Baudrillard : le devoir de consommer et de jouir

baudrillard.jpegUne des meilleures preuves que le principe et la finalité de la consommation n’est pas la jouissance est que celle-ci est aujourd’hui contrainte et institutionnalisée non pas comme droit ou comme plaisir, mais comme devoir du citoyen.

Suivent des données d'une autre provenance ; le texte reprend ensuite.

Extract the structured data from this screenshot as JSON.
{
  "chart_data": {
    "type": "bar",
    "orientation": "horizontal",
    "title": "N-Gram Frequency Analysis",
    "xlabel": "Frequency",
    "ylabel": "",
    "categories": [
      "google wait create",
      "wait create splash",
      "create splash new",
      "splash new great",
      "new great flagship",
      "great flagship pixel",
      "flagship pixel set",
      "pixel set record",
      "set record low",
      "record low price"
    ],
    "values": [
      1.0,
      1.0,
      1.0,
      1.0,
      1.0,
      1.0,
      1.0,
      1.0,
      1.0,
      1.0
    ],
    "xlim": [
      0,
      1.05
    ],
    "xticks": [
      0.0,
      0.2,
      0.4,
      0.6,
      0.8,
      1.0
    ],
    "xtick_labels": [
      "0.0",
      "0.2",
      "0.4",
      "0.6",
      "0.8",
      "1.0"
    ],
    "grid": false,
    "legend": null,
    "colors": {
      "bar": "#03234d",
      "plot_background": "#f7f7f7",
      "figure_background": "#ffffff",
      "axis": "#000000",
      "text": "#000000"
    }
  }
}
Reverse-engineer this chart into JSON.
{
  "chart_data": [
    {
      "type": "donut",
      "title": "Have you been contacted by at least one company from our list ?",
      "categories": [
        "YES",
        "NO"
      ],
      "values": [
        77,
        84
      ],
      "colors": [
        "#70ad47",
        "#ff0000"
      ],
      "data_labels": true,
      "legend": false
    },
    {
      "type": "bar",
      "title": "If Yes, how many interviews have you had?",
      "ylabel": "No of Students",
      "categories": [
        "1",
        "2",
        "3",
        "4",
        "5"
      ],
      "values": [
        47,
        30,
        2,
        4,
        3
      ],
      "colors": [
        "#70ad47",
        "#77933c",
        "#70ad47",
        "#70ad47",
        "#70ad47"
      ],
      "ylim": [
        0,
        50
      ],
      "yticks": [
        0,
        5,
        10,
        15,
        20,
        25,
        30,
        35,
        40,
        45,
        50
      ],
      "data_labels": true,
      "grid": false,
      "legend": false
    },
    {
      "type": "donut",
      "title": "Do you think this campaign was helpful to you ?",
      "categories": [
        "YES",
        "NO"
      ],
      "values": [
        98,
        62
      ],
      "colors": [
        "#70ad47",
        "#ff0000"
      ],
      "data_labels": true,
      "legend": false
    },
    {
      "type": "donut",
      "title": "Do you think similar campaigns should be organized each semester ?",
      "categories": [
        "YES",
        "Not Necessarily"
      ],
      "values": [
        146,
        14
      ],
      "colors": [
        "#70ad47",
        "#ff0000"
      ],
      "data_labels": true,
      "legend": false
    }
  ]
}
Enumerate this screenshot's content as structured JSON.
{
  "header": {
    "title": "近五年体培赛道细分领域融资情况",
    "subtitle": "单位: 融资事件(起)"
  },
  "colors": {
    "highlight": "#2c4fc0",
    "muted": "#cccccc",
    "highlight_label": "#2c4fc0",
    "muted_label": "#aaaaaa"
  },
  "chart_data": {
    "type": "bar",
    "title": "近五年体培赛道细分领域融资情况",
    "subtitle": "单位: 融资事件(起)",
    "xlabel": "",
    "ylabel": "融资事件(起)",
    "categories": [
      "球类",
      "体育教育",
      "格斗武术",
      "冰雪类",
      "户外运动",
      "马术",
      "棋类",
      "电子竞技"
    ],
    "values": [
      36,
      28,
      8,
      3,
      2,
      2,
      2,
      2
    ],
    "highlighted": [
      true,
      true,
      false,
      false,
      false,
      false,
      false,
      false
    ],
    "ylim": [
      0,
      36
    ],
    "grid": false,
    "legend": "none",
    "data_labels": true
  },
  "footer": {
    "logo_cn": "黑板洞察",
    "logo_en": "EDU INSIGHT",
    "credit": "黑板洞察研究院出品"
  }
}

Le puritain se considérait lui-même, considérait sa propre personne comme une entreprise à faire fructifier pour la plus grande gloire de Dieu. Ses qualités « personnelles », son « caractère », à la production desquels il passait sa vie, étaient pour lui un capital à investir opportunément, à gérer sans spéculation ni gaspillage. À l’inverse, mais de la même façon, l’homme-consommateur se considère comme devant-jouir,comme une entreprise de jouissance et de satisfaction. Comme devant-être-heureux, amoureux, adulant/adulé, séduisant/séduit, participant, euphorique et dynamique. C’est le principe de maximisation de l’existence par multiplication des contacts, des relations, par usage intensif de signes, d’objets, par l’exploitation systématique de toutes les virtualités de jouissance.

Il n’est pas question pour le consommateur, pour le citoyen moderne de se dérober à cette contrainte de bonheur et de jouissance, qui est l’équivalent dans la nouvelle éthique de la contrainte traditionnelle de travail et de production. L’homme moderne passe de moins en moins de sa vie à la production dans le travail, mais de plus en plus à la production et innovation continuelle de ses propres besoins et de son bien-être. Il doit veiller à mobiliser constamment toutes ses virtualités, toutes ses capacités consommatives. S’il l’oublie, on lui rappellera gentiment et instamment qu’il n’a pas le droit de ne pas être heureux. Il n’est donc pas vrai qu’il soit passif : c’est une activité continuelle qu’il déploie, qu’il doit déployer. Sinon, il courrait le risque de se contenter de ce qu’il a et de devenir asocial.